There have been reports that some NFL clubs — Buffalo and Oakland are sometimes mentioned — are interested in giving him the chance to be an NFL head coach.
He spent nearly three decades as a quarterbacks coach and offensive co-ordinator before heading north to join the Alouettes in 2008.
“I plan on coming back next year,” Trestman said Tuesday as the Alouettes gathered at Olympic Stadium to digest their championship. “When your team has success and you’re the head coach, rumours are going to go out and people are going to blog.
“Right now, there’s nothing in my mind other than enjoying this moment with my players.”
Trestman is under contract for next season, but anything can happen in pro sports and plans can change.
Or, as he put it:
“I can see myself being here. I can’t speak for the future. I have no crystal ball. I love what I’m doing. I have a great owner (Robert Wetenhall), a great president (Larry Smith), a great general manager (Jim Popp) who saw something in me no one else has seen in the 30 years I’ve been in the business, and I appreciate and respect him.”
Today, he plans to be with his players and coaches as the team is given a parade down Ste-Catherine Street to celebrate its sixth Grey Cup.
On Friday, he’ll head home to rejoin his wife and two daughters, who spend the season away from him at their home in Raleigh, N.C.
Popp’s ability to find talent is the main reason the Alouettes are 164-87-1 since rejoining the CFL after a 10-year hiatus in 1996.
He was there from Day 1, and their only season with a losing record was in 2007 when he served as head coach during a rebuilding year and went 8-10.
The next season, Trestman was hired.
“The talent (Popp) brings in is unparalleled in this league,” said Chiu. “When we have injuries, guys are ready to step in and go.
“People want to be here. There are a lot of guys on this team who could go elsewhere for a lot more money but don’t because of the environment we’ve created here, the success we’ve had, and how everyone’s embraced us here. Everyone wants that shot to be a champion. Everyone knows we’ll be contenders every year.”
The Alouettes lost a Grey Cup in 2000 with Charlie Taaffe as coach, won in 2002 but then lost against in 2003, 2005 and 2006 under Don Matthews.
Trestman lost a Grey Cup game at home to Calgary last season, and got his title thanks largely to a too many men on the field call against Saskatchewan on the next-to-last play on Sunday, although the Alouettes outscored the Riders 25-10 in the second half.
It was a relief for Chiu, who wonders how devastating it would have been to fall to 1-6 in Grey Cups in the decade.
The task is to win another, although it may be tougher with the Hamilton Tiger-Cats emerging as a contender in the East Division.

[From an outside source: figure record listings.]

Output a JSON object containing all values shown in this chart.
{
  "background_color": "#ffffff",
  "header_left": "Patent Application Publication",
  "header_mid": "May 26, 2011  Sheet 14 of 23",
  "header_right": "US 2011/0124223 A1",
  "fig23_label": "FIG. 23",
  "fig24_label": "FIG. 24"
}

“It can be maintained if guys continue the things that led to our success, which is remaining humble, hard working and keeping egos in check,” said Cahoon, who credits Trestman with instilling those values. ”There was a phenomenal unity in the locker-room.
“Coach Trestman hypnotized or brainwashed us enough that we fell in line and bought what he was selling. He transformed guys in this locker-room — from selfish, undisciplined guys to team guys who were in it for the greater good instead of their own personal glory. It’s got to be the toughest thing in coaching to do. I’ve never seen that done to the extent it was in this locker-room. And that’s the reason we had as much success as we did.”
Trestman pointed out that repeat champions are a rarity in the CFL. It hasn’t been done since Toronto won in 1996 and 1997.
”If anyone thinks past performance is an indication of future success, they should look at history,”’ he said. “It’s very difficult, but that doesn’t mean it can’t be done and that it won’t be the collective goal.”